TIME_STR = time.strftime("%Y%m%d-%H%M%S")
OUT_MODEL_PATH = os.path.join('./output/', "model-{}.h5".format(TIME_STR))
CHECKPOINT_PATH = os.path.join('./output/', "model-{}-checkpoint.h5".format(TIME_STR))
GLOVE_PATH = '/Users/perceval/Developpement/Data/glove.6B.100d/glove.6B.100d.txt'
TFLOGS_PATH = './output/'
DATA_PATH = '/Users/perceval/Developpement/Data/alice-in-wonderland/alice.txt'
SPLIT_REGEX = '[^a-zA-Z](‘)|(‘)[^a-zA-Z]|(?:\s|\n)+|(\d+\.\d*)|([".!,;:-])'


def make_data(dataset_path):
    """Load reuters datasets, categories, and preprocesses the texts"""

    print("Searching for dataset file {}".format(dataset_path))

    with open(dataset_path) as f:
        book = f.read()

    book_tokens = [w for w in re.split(SPLIT_REGEX, book[576:].lower())
                   if w is not None and w != '']

    stemmer = SnowballStemmer('english')
    stemmed_tokens = [t for t in (stemmer.stem(w) for w in book_tokens) if len(t) > 0]

    sentences = []
    current_sentence = []
    for t in stemmed_tokens:
        current_sentence.append(t)
        if t in ['.', '!', ';', '...', '"', '‘']:
            sentences.append(current_sentence)
            current_sentence = []
    if len(current_sentence) > 0:
        sentences.append(current_sentence)

    train_sentences = [' '.join(s) for s in sentences]

    # Fit the tokenizer on train texts
    tokenizer = Tokenizer(num_words=params['MAX_NB_WORDS'])
    tokenizer.fit_on_texts(train_sentences)

    # Convert them to indices and truncate them if they are too large
    train_seqs = tokenizer.texts_to_sequences(train_sentences)#, params['MAX_SEQUENCE_LENGTH'])
    # test_seqs = pad_sequences(tokenizer.texts_to_sequences(test_sentences), params['MAX_SEQUENCE_LENGTH'])

    return train_seqs, tokenizer.word_index


def make_embedding_weights(_word_index, glove_path):
    embeddings_index = {}
    with open(glove_path) as f:
        for line in f:
            values = line.split()
            word = values[0]
            coefs = np.asarray(values[1:], dtype='float32')
            embeddings_index[word] = coefs

    print('Found %s word vectors.' % len(embeddings_index))

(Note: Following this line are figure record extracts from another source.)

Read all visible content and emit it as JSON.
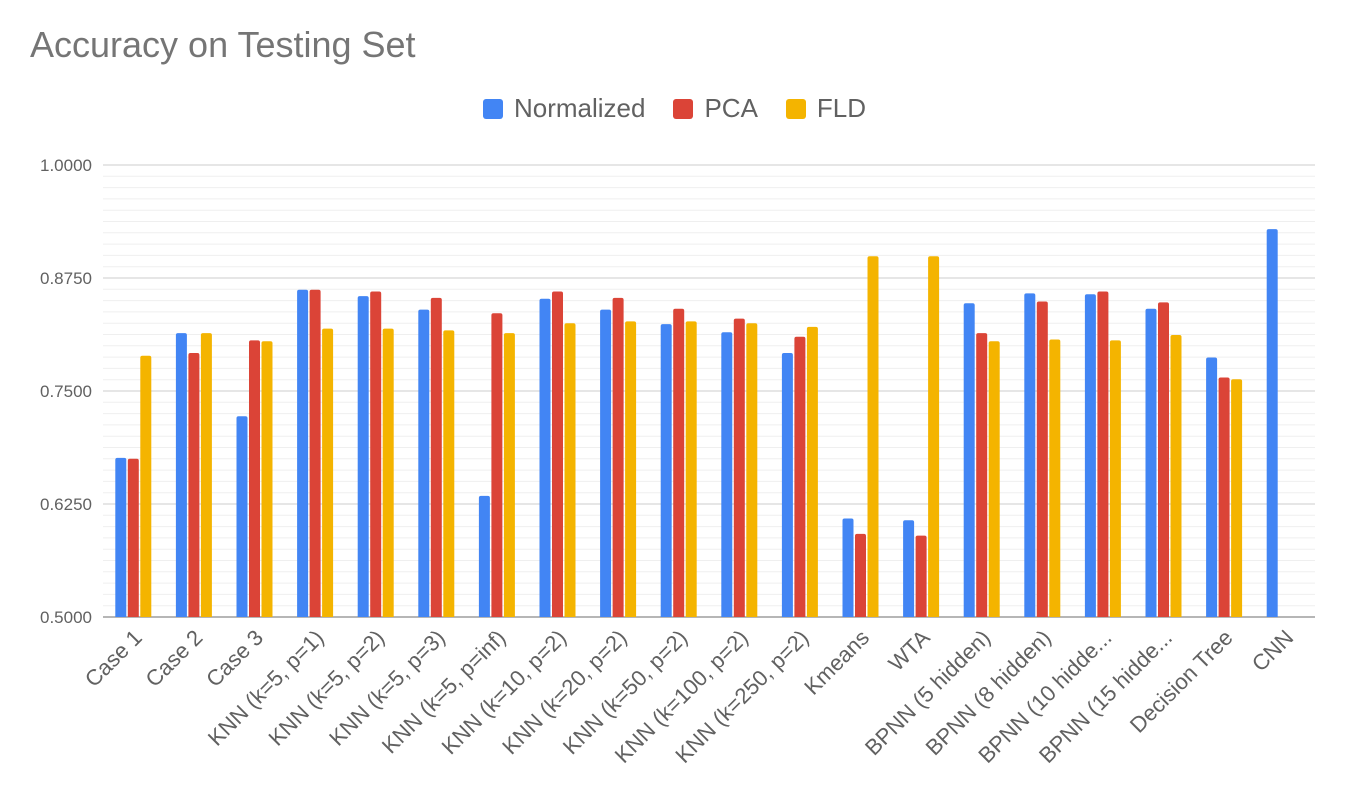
{
  "chart_data": {
    "type": "bar",
    "title": "Accuracy on Testing Set",
    "xlabel": "",
    "ylabel": "",
    "ylim": [
      0.5,
      1.0
    ],
    "yticks": [
      "0.5000",
      "0.6250",
      "0.7500",
      "0.8750",
      "1.0000"
    ],
    "grid": true,
    "legend_position": "top",
    "categories": [
      "Case 1",
      "Case 2",
      "Case 3",
      "KNN (k=5, p=1)",
      "KNN (k=5, p=2)",
      "KNN (k=5, p=3)",
      "KNN (k=5, p=inf)",
      "KNN (k=10, p=2)",
      "KNN (k=20, p=2)",
      "KNN (k=50, p=2)",
      "KNN (k=100, p=2)",
      "KNN (k=250, p=2)",
      "Kmeans",
      "WTA",
      "BPNN (5 hidden)",
      "BPNN (8 hidden)",
      "BPNN (10 hidde...",
      "BPNN (15 hidde...",
      "Decision Tree",
      "CNN"
    ],
    "series": [
      {
        "name": "Normalized",
        "color": "#4285f4",
        "values": [
          0.676,
          0.814,
          0.722,
          0.862,
          0.855,
          0.84,
          0.634,
          0.852,
          0.84,
          0.824,
          0.815,
          0.792,
          0.609,
          0.607,
          0.847,
          0.858,
          0.857,
          0.841,
          0.787,
          0.929
        ]
      },
      {
        "name": "PCA",
        "color": "#db4437",
        "values": [
          0.675,
          0.792,
          0.806,
          0.862,
          0.86,
          0.853,
          0.836,
          0.86,
          0.853,
          0.841,
          0.83,
          0.81,
          0.592,
          0.59,
          0.814,
          0.849,
          0.86,
          0.848,
          0.765,
          null
        ]
      },
      {
        "name": "FLD",
        "color": "#f4b400",
        "values": [
          0.789,
          0.814,
          0.805,
          0.819,
          0.819,
          0.817,
          0.814,
          0.825,
          0.827,
          0.827,
          0.825,
          0.821,
          0.899,
          0.899,
          0.805,
          0.807,
          0.806,
          0.812,
          0.763,
          null
        ]
      }
    ]
  }
}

    embedding_matrix = np.zeros((params['MAX_NB_WORDS'], params['EMBEDDING_DIM']))
    for word, i in _word_index.items():
        if i < params['MAX_NB_WORDS']:
            embedding_vector = embeddings_index.get(word)
            if embedding_vector is not None:
                # words not found in embedding index will be all-zeros.
                embedding_matrix[i] = embedding_vector
    return embedding_matrix


def custom_loss(true_y, preds):
    int_labels = K.argmax(true_y, axis=2)  # -> 300 * 1887

    true_embeddings = tf.nn.embedding_lookup(embedding_layer.embeddings, int_labels)  # -> 300 * 1887, 100
    diff_loss = K.mean(K.square(encoded - true_embeddings), axis=None)
    cat_crossentropy_loss = K.categorical_crossentropy(true_y, preds)
    return params["MSE_LOSS_WEIGHT"] * diff_loss + cat_crossentropy_loss


train_sequences, word_index = make_data(DATA_PATH)

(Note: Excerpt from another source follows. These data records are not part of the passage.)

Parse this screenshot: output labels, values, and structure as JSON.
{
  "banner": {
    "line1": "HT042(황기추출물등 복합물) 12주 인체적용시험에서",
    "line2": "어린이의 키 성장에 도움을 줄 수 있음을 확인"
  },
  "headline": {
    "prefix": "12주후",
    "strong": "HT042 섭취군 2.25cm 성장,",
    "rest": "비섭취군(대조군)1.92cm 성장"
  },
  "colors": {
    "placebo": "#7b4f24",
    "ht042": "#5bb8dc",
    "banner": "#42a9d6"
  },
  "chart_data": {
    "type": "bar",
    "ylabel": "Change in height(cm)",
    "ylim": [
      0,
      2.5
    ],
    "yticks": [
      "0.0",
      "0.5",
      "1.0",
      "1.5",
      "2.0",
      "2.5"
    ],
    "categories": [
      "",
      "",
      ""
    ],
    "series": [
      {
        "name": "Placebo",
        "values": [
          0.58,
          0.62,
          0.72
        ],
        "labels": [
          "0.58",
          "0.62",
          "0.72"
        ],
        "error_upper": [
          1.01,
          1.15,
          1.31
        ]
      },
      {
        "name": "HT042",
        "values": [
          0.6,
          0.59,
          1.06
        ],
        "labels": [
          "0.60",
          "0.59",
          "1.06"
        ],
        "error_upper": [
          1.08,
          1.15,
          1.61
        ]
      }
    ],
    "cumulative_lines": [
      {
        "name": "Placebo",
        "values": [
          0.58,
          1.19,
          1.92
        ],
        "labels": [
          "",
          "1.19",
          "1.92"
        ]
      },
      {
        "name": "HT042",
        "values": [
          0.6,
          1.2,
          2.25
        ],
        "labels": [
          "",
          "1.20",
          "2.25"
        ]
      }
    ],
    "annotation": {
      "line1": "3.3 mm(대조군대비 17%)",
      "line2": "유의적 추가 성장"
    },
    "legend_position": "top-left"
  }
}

index_word = {v: k for k, v in word_index.items()}

Searching for dataset file /Users/perceval/Developpement/Data/alice-in-wonderland/alice.txt


In [6]:
np

166

In [None]:

embedding_weights = make_embedding_weights(word_index, GLOVE_PATH)

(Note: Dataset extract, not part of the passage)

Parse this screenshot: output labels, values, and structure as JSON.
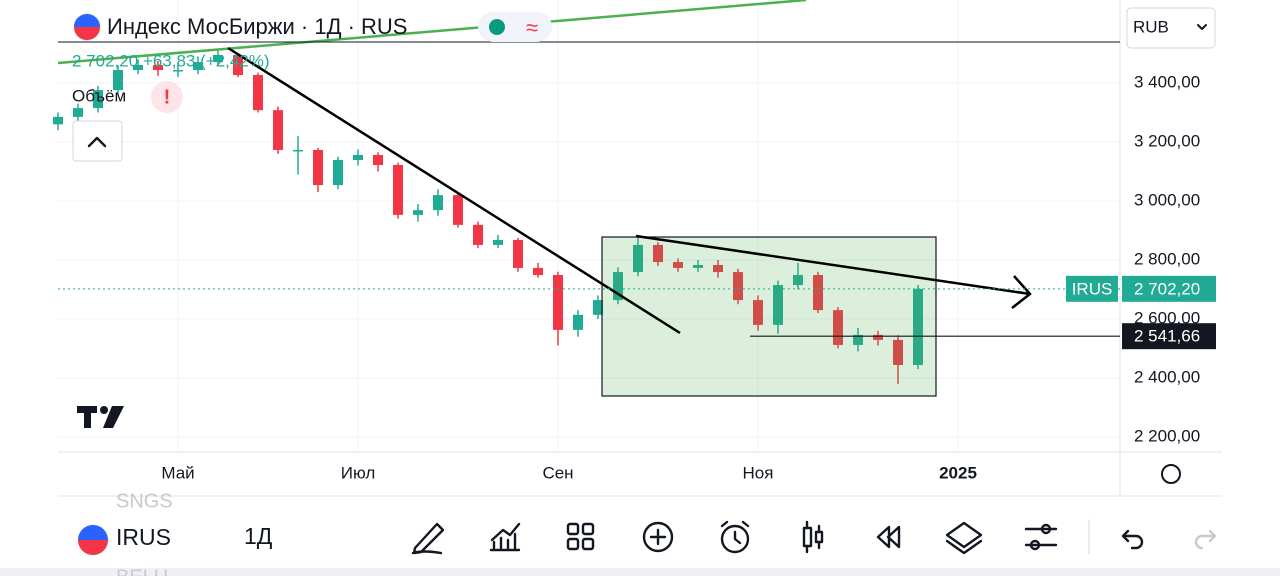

X_train = np.copy(train_sequences)
X_train[:, 1:] = X_train[:, :-1]
X_train[:, 0] = 0

Y_train = np.zeros((len(train_sequences) * params['MAX_SEQUENCE_LENGTH'],
                    params['MAX_NB_WORDS']), dtype=int)
Y_train[np.arange(len(Y_train)), train_sequences.reshape(-1)] = 1
Y_train = Y_train.reshape((len(train_sequences),
                           params['MAX_SEQUENCE_LENGTH'],
                           params['MAX_NB_WORDS']))

inputs = keras.layers.Input((params['MAX_SEQUENCE_LENGTH'],))
embedding_layer = keras.layers.Embedding(input_dim=params['MAX_NB_WORDS'], output_dim=params['EMBEDDING_DIM'])
embedding = embedding_layer(inputs)
out = keras.layers.LSTM(params['NUM_LSTM'], return_sequences=True)(embedding)
out = keras.layers.Dropout(0.2)(out)
encoded = keras.layers.Dense(params['EMBEDDING_DIM'], activation='relu')(out)
out = keras.layers.Dense(params['MAX_NB_WORDS'], activation='softmax')(encoded)


checkpoint = keras.callbacks.ModelCheckpoint(CHECKPOINT_PATH, monitor='val_loss', verbose=1, save_best_only=True,
                                             mode='min')
tensorboard = keras.callbacks.TensorBoard(log_dir=TFLOGS_PATH, histogram_freq=0, batch_size=params['BATCH_SIZE'],
                                          write_graph=True, write_grads=False, write_images=False, embeddings_freq=0,
                                          embeddings_layer_names=None, embeddings_metadata=None)

model = keras.models.Model(inputs=inputs,
                           outputs=out)
model.compile(loss=[custom_loss],
              metrics=['acc'],
              optimizer='adam')

model.fit(
    X_train,
    Y_train,
    validation_split=params['VALIDATION_SPLIT'],
    batch_size=params['BATCH_SIZE'],
    epochs=params['EPOCHS'],
    callbacks=[checkpoint, tensorboard],
)

model.save(OUT_MODEL_PATH)